My Australian friend Susie Surtees and I were talking about intuition and meditation one day and she took these notes and put it together in a really clear way. I just found the document and thought I'd pass it on.

There are two worlds that offer many kinds of perception.

There’s the "outer" world with your eyes open where you see objects and space: we generally become aware of 90% of this world through vision — you know this one well.

We’ve become used to thinking about vision-based perception as the major way of perceiving.

When you close your eyes, though, there’s a different world — an inner reality of energy, imagination, and many levels of nonphysical experience and awareness.

What happens in these inner worlds often determines the way the outer world looks and functions.

There are also three parts of your brain and perception feels different and behaves differently when you’re in each of those parts. Every kind of perception is legitimate and useful, and provides different things.

The lower brain
(brain stem/reptile brain) controls automatic functions like breathing, heartbeat, and digestion. It is very connected with your body consciousness.

It’s also about survival and safety, causing the fight-or-flight reaction when we feel threatened.

It can provide you with immediate "energy information" via vibration, in the form of expanded or contracted sensations and feelings.

The mid brain
(limbic system) is the center for sensory awareness — vision, hearing, touch, taste, and smell. It influences long-term memories, motivation, appetites, and sleep cycles. It’s also where you experience similarities, love, affection, and belonging.

Vision is closest to the upper brain functions and smell is closest to the reptile brain functions.

In the upper brain (neocortex) there are two hemispheres.

In the right hemisphere we experience patterns, direct knowing, conceptual awareness, and process experiential learning.

In the left hemisphere we make choices, control lower brain impulses, anticipate consequences, organize thoughts, plan, set goals, and practice critical thinking.

It’s also the center of language, analysis, definition, and meaning.

When you operate in the left hemisphere most of the time, you limit other modes of perception, which limits your potential, and your reality.

You block your ability to know intuitively, through direct knowing. Direct knowing saves time, is accurate, and efficient.

Meditation moves you out of the left hemisphere into the right brain, then drops you into your midbrain and reptile brain, and further into your heart.

It helps you become more conscious of other more expanded ways of perceiving.
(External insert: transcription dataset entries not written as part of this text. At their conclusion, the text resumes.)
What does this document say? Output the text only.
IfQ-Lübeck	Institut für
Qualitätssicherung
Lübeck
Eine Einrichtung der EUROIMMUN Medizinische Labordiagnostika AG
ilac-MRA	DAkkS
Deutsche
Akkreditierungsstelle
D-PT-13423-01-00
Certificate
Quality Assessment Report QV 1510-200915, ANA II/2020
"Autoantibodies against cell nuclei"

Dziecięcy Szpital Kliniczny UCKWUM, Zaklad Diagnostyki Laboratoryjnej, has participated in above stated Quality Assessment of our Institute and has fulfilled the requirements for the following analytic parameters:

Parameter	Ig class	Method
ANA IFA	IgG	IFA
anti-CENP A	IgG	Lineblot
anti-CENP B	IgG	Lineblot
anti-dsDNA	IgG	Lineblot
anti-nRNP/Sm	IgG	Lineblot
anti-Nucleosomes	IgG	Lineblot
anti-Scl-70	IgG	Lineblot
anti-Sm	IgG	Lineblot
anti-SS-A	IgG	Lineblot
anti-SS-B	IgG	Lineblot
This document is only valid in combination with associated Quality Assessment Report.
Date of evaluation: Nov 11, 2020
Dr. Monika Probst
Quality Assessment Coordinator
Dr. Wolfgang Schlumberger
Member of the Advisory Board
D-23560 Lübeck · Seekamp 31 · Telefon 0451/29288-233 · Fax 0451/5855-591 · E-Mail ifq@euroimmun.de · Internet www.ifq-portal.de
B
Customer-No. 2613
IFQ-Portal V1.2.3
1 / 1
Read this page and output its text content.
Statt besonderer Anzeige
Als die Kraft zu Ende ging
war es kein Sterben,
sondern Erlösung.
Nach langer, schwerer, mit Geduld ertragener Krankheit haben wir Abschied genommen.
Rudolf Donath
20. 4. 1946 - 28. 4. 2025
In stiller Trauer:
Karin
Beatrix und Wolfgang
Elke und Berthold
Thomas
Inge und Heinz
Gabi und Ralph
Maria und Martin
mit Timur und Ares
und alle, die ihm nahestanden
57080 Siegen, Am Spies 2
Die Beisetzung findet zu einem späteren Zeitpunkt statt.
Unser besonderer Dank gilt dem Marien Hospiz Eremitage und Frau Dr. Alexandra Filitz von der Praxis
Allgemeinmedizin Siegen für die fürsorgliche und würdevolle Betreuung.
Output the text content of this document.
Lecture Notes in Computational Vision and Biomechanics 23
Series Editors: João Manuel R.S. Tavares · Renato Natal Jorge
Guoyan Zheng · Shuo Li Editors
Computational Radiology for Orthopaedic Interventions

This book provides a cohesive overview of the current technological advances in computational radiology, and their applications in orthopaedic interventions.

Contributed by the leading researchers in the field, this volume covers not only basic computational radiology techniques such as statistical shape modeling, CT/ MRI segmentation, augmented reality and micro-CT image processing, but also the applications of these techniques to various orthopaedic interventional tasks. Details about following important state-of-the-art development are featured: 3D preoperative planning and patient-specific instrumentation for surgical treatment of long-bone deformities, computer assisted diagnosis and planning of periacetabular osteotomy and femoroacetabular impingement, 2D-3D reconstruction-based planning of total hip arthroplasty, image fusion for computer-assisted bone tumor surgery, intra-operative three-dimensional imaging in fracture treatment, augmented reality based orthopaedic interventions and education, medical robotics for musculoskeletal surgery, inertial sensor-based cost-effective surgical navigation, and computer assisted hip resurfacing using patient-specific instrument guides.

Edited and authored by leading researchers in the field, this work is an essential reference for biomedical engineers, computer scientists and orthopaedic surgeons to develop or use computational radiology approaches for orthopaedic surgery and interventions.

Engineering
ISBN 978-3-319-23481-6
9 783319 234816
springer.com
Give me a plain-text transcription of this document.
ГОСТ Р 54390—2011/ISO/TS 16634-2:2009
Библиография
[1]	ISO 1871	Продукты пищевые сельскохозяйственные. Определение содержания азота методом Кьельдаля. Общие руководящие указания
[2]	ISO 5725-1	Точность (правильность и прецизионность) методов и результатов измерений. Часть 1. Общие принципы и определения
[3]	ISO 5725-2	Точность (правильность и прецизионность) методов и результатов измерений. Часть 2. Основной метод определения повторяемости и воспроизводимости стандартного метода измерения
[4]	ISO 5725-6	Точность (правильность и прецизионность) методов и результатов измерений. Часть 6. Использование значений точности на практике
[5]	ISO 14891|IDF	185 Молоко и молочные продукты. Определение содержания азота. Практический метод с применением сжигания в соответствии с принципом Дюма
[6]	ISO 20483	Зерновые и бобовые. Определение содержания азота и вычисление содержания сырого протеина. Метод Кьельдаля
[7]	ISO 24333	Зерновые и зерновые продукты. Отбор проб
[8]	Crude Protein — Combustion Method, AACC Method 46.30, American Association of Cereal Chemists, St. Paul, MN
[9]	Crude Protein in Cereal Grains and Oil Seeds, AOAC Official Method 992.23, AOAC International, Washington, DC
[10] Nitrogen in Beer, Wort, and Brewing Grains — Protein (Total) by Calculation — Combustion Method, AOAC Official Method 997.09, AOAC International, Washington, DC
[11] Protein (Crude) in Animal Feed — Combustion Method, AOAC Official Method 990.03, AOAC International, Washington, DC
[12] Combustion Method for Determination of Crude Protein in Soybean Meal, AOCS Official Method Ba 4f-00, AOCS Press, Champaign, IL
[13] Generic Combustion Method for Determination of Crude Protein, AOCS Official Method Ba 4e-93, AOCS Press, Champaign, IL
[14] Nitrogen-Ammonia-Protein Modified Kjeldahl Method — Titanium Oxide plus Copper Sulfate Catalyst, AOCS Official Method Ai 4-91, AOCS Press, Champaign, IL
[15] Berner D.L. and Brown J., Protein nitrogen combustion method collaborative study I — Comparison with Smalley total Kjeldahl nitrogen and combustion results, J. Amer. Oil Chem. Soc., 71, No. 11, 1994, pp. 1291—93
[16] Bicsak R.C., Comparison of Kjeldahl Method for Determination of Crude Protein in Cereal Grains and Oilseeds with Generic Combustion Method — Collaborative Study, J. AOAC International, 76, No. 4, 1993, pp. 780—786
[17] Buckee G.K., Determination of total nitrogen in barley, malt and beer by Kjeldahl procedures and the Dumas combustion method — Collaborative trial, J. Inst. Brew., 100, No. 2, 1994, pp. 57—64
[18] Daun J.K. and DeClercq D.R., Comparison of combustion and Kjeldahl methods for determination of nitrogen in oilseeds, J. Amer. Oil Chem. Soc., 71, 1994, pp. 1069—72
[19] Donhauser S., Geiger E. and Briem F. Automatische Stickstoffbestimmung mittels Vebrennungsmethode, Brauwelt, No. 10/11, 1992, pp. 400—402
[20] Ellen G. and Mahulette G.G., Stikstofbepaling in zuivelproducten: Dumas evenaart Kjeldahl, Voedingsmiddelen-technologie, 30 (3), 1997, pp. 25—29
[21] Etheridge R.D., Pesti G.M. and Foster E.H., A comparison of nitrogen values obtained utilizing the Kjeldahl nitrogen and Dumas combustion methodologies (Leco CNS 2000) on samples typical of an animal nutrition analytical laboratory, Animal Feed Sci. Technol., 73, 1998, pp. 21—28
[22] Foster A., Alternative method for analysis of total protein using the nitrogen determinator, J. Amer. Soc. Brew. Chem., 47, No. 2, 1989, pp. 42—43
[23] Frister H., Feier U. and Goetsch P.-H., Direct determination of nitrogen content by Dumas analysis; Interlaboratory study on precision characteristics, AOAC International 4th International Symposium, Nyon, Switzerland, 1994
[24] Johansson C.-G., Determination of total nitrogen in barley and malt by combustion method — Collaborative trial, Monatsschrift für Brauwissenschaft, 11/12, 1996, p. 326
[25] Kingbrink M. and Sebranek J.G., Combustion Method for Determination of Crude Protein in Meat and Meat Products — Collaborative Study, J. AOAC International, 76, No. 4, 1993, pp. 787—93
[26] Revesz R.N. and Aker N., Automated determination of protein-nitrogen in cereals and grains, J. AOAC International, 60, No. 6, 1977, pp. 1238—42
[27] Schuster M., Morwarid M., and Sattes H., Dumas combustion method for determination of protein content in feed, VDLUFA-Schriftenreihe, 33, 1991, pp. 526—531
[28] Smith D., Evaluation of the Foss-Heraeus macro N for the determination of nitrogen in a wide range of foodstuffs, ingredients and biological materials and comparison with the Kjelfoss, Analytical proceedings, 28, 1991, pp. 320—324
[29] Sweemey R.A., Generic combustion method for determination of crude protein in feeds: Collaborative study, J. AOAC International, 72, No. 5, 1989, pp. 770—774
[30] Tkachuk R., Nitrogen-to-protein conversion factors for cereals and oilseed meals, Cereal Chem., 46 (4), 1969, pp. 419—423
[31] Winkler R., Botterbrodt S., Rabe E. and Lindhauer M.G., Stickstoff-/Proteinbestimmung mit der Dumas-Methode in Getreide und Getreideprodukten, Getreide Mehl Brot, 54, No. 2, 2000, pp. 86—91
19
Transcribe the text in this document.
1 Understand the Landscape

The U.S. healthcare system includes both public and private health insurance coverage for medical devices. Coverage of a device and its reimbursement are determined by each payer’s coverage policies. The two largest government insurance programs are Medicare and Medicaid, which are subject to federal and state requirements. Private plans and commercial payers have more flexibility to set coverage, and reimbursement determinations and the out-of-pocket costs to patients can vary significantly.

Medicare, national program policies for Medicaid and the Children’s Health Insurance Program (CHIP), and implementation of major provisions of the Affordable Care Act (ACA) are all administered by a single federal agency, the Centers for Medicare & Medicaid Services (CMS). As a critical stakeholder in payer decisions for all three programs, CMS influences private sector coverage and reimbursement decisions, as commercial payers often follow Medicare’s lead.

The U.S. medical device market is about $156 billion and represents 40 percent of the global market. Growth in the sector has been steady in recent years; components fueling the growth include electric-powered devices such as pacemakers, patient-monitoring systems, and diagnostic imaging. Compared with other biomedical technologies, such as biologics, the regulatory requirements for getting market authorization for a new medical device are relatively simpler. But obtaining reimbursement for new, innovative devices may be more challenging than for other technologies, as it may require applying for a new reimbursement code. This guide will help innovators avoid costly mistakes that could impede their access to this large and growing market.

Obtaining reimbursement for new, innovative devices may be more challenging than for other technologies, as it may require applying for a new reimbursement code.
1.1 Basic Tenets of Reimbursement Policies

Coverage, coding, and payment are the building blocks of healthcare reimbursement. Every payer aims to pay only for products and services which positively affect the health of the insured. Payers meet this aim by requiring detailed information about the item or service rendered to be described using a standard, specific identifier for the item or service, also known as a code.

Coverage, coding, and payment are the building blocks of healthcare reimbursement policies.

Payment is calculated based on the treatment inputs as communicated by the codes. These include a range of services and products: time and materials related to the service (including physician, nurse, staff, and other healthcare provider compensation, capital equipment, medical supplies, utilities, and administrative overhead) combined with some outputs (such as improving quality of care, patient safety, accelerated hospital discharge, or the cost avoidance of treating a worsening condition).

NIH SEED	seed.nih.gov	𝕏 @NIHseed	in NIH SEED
You realize your body, your cells, and the field of energy around you are all conscious! Together all your ways of knowing form a giant nonlocalized brain.

It helps to tune in to what you’re experiencing physically in your body to develop intuition so that when you’re confused you can cut through the mental chatter and confusion to the core truths.

You’ll learn to do this during everyday activities and to stay consciously aligned with your personal values during times of stress and in all of life.

You’ll become better at regulating your emotional and thinking landscapes and be in a place of calmness and ease during unpredictable times.

Meditation can be active — guided and purposeful, or passive — no thought, just direct experience.